4. "Tennis was so much more than a game," Verghese writes at one point -- and yet, as he acknowledges at the end, it is also just a game -- a simple, even slightly absurd ritual "of the yellow ball." How does Verghese manage to tie together so many of the book's complex strands through tennis?

5. Do you think Verghese is being honest -- with himself and with us -- about the sexual element in his attraction to David? Do you think this is basically a healthy relationship? Or do you feel Verghese is unaware of how deeply involved and dependent he is on David?

6. David stands at a juncture between two opposite paths: an orderly middle class existence in medicine with a wife and a "dream house"; and a hell of drug addiction, shame, poverty, disease and death. Does David choose hell in part because the respectable middle class existence is so hollow, so spiritually vacant? What other alternative could there be for someone like David?

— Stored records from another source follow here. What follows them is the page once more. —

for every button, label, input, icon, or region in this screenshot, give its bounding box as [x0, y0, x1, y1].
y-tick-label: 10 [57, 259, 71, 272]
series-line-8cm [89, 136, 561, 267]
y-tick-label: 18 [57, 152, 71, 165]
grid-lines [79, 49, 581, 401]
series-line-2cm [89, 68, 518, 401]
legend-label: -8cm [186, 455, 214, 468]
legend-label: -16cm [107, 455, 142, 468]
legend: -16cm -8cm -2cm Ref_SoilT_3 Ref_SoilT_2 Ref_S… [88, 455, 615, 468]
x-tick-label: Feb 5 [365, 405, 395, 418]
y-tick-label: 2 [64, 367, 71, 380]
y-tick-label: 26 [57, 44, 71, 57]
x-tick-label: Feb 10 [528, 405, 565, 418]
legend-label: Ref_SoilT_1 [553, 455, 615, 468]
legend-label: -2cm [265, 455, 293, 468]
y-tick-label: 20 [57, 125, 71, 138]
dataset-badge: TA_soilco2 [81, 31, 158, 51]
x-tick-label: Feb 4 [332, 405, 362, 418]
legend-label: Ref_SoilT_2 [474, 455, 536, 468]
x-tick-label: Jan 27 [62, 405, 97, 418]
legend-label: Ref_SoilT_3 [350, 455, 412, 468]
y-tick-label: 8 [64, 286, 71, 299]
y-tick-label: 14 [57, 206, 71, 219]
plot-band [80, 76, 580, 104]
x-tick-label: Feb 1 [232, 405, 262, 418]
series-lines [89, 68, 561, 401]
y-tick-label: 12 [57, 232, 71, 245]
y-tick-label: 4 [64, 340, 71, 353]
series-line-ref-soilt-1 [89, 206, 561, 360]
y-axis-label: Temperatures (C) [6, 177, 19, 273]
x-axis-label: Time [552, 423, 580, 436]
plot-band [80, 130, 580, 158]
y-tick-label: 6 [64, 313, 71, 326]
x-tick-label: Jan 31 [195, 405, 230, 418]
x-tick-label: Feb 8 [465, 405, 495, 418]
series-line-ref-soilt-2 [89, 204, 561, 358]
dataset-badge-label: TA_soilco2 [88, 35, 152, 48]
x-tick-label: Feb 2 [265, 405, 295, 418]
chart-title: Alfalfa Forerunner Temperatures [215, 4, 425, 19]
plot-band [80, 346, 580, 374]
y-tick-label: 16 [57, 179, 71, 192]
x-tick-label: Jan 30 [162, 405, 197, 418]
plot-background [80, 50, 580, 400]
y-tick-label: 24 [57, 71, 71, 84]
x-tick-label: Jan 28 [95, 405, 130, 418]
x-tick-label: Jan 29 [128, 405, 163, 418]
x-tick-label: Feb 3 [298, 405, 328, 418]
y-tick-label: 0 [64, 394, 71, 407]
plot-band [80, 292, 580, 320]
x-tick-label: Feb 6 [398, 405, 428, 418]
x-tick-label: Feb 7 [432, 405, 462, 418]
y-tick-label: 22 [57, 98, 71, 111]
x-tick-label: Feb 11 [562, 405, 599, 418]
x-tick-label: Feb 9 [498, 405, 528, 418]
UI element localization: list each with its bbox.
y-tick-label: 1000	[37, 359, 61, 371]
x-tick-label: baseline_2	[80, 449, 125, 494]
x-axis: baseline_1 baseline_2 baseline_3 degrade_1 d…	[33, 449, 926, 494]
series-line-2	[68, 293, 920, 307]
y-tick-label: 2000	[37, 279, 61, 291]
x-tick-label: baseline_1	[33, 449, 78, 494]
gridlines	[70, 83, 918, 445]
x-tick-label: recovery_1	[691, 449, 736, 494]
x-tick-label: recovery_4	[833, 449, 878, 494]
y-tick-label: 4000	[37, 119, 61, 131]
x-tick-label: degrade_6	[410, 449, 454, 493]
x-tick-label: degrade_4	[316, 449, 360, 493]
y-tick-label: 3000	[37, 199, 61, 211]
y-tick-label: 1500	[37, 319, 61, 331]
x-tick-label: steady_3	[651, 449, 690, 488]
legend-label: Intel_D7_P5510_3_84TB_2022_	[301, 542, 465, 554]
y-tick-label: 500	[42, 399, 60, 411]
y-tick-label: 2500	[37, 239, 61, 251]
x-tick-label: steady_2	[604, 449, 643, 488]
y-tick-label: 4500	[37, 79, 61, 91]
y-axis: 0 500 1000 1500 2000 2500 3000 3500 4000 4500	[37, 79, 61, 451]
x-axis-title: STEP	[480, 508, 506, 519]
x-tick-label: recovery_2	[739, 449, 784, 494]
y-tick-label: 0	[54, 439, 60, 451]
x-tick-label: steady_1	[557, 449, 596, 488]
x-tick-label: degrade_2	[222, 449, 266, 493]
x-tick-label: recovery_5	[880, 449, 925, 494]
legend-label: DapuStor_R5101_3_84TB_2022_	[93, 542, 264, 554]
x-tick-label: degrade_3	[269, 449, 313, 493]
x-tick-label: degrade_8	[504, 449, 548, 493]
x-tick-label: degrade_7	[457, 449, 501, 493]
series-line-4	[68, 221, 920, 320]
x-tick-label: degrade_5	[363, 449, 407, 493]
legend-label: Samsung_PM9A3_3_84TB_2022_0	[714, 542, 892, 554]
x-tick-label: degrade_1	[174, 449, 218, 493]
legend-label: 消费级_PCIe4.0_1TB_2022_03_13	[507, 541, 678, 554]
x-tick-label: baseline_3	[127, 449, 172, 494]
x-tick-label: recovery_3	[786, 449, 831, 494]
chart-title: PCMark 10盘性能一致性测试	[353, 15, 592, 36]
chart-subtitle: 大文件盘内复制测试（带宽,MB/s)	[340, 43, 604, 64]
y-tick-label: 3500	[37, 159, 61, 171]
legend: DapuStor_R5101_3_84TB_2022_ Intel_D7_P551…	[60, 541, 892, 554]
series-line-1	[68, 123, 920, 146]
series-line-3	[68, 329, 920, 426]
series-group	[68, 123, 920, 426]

What about for Verghese himself?

7. Do you really believe that drug addiction is a "disease" comparable to diabetes or cancer, or do you think that talking about it in this way is harmful because it somehow absolves the addict of responsibility? Which view does Verghese endorse?

8. Talk about the statement that "David is responsible for David" and how it plays out in the two men's relationship in the final pages of the book. How can a true friend deny responsibility for his friend in crisis? Did Verghese act responsibly in calling the police or did he betray his friend's trust?